Tuesday, 27 November 2018

Reflectioning on my inquiry

2018 has been a huge year of learning for me and my inquiry focus has been language acquisition in mathematics. I have learnt so much about shifting the balance of talk and providing support for learners to engage in talk.

This is my presentation about my inquiry and my findings. I have also share some insights into my tool and how it has worked for me and my class. I hope that you will find this presentation interesting and perhaps it will have an impact on your practice as my inquiry has in mine this year.

Friday, 2 November 2018

My Inquiry Presentation Manaiakalani & Outreach Principals Wananga 2018

This year I had the privilege of being part of the MIT program and as part of this we shared our inquiry impact story with the Principles and School leader from the Manaiakalani and Outreach Cluster at the 2018 Wananga on the 1st of November. 

What happened for the learners

As a result of my inquiry was that learners became more confident in their use of mathematical language and this meant they were able to model, explain and use this language when solving problems and discussing mathematical ideas.

For one of my target learners this supported great shift in her mathematical ability and with her making two years progress in one year. Another learner in my inquiry group made 1.5 years progress. However this was not the case for all learners and as such I wondered if students interaction in the intervention played a larger role than I had anticipated.

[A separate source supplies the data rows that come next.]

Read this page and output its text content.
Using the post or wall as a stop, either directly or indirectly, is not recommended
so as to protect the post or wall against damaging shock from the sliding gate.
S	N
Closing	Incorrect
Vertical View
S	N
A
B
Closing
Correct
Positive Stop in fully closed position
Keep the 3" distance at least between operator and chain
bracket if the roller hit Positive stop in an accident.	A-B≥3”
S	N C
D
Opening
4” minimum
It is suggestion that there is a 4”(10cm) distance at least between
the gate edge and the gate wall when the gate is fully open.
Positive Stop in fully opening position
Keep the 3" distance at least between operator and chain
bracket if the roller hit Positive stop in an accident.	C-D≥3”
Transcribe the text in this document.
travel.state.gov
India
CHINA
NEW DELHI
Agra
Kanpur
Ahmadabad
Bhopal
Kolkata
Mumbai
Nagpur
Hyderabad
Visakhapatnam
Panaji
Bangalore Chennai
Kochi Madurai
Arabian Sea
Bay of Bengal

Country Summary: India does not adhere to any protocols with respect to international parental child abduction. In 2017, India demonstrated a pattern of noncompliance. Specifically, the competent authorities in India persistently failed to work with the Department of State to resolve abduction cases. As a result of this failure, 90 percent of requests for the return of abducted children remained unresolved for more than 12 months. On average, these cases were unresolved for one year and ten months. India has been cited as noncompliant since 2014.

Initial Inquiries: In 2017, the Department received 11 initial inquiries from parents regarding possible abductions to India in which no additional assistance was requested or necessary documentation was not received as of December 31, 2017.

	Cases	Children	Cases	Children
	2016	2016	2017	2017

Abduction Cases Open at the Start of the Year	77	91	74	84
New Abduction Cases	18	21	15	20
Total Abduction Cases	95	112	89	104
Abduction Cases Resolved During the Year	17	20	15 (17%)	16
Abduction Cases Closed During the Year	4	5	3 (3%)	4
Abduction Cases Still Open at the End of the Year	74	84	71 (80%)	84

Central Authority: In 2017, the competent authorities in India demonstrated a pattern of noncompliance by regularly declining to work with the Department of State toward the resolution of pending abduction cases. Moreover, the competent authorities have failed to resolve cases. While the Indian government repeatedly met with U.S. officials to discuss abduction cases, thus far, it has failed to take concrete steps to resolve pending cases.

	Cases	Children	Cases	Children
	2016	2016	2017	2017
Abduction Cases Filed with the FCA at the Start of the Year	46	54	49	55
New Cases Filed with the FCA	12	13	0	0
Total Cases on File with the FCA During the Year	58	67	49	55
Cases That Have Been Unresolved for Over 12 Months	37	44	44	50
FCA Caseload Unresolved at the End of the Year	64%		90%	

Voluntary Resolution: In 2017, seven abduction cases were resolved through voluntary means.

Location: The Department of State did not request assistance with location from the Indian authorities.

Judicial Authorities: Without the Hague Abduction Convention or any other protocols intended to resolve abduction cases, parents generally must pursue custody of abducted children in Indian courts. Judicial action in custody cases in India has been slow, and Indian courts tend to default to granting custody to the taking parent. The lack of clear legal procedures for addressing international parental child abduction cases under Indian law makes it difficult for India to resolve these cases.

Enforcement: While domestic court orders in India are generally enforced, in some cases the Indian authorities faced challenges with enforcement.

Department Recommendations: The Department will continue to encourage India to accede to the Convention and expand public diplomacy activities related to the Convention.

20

What evidence do I have for this
A clear picture of the language development was painted by the vocabulary survey which was taken in terms 1 and 4 this showed that students understanding and ability to use this small range of vocabulary had greatly improved.

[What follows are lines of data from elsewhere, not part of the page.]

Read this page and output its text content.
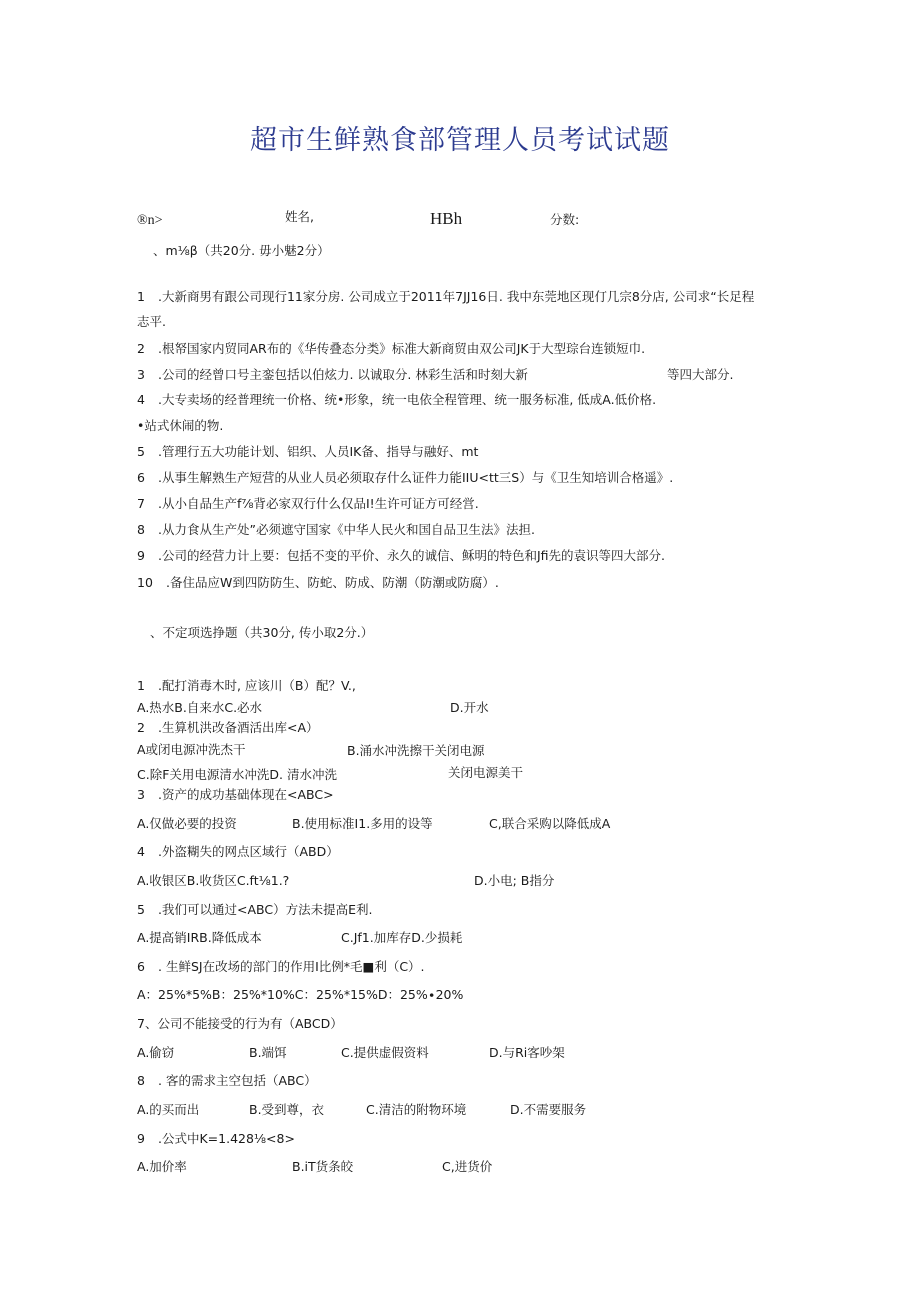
超市生鲜熟食部管理人员考试试题
®n>	姓名,	HBh	分数:
、m⅛β（共20分. 毋小魅2分）
1 .大新商男有跟公司现行11家分房. 公司成立于2011年7JJ16日. 我中东莞地区现仃几宗8分店, 公司求“长足程
志平.
2 .根帑国家内贸同AR布的《华传叠态分类》标准大新商贸由双公司JK于大型琮台连锁短巾.
3 .公司的经曾口号主銮包括以伯炫力. 以诚取分. 林彩生活和时刻大新	等四大部分.
4 .大专卖场的经普理统一价格、统•形象，统一电依全程管理、统一服务标准, 低成A.低价格.
•站式休闹的物.
5 .管理行五大功能计划、铝织、人员IK备、指导与融好、mt
6 .从事生解熟生产短营的从业人员必须取存什么证件力能IIU<tt三S）与《卫生知培训合格遥》.
7 .从小自品生产f⅞背必家双行什么仅品I!生许可证方可经営.
8 .从力食从生产处”必须遮守国家《中华人民火和国自品卫生法》法担.
9 .公司的经营力计上要：包括不变的平价、永久的诚信、稣明的特色和Jfi先的袁识等四大部分.
10 .备住品应W到四防防生、防蛇、防成、防潮（防潮或防腐）.
、不定项选挣题（共30分, 传小取2分.）
1 .配打消毒木时, 应该川（B）配？V.,
A.热水B.自来水C.必水	D.开水
2 .生算机洪改备酒活出库<A）
A或闭电源冲洗杰干	B.涌水冲洗擦干关闭电源
C.除F关用电源清水冲洗D. 清水冲洗	关闭电源美干
3 .资产的成功基础体现在<ABC>
A.仅做必要的投资	B.使用标准I1.多用的设等	C,联合采购以降低成A
4 .外盗糊失的网点区域行（ABD）
A.收银区B.收货区C.ft⅛1.?	D.小电; B指分
5 .我们可以通过<ABC）方法未提高E利.
A.提高销IRB.降低成本	C.Jf1.加库存D.少损耗
6 . 生鲜SJ在改场的部门的作用I比例*毛■利（C）.
A：25%*5%B：25%*10%C：25%*15%D：25%∙20%
7、公司不能接受的行为有（ABCD）
A.偷窃	B.端饵	C.提供虚假资料	D.与Ri客吵架
8 . 客的需求主空包括（ABC）
A.的买而出	B.受到尊，衣	C.清洁的附物环境	D.不需要服务
9 .公式中K=1.428⅛<8>
A.加价率	B.iT货条皎	C,进货价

I also used Gloss Data to look at mathematical strategies and explanation. This as we have discussed a lot this year may not be the ideal for of assessment for the DMiC method however it did how that students how activity engaged in the intervention could understand the language and this supported them to solve the problems.

What did I do to make this happen?
This inquiry has been a huge area of growth for me as a teacher. I have step out of my comfort zone and tried many new things. This started with a focus on coding which quickly shifted toi using a range of approaches to support language development and discussion in mathematics.
-Developing a shared language and classroom culture.
-Write Questions rich in language and open for discussion
-Integrating language into coding tasks
-Providing language and discussion prompts

Wonderings about what next
As we move toward to end of 2018 and into 2019 I want to continue this approach and see if with learners becoming more familiar with DMiC in can have a bigger impact. I also wonder if the key principles of this approach the rewindable videos, prompts for discussion can be adjusted and applied to literacy as an aid to goal setting and discussion of goals in reading and writing. I am interested in this because of the work that Danni Stone has been doing this year with her year 7 and 8 students in the connection between reading and writing and the language that we can draw from reading to writing. It also came up at MIT that the prompts and videos could be integrated across the curriculum building more familiarity and cross curriculum integration.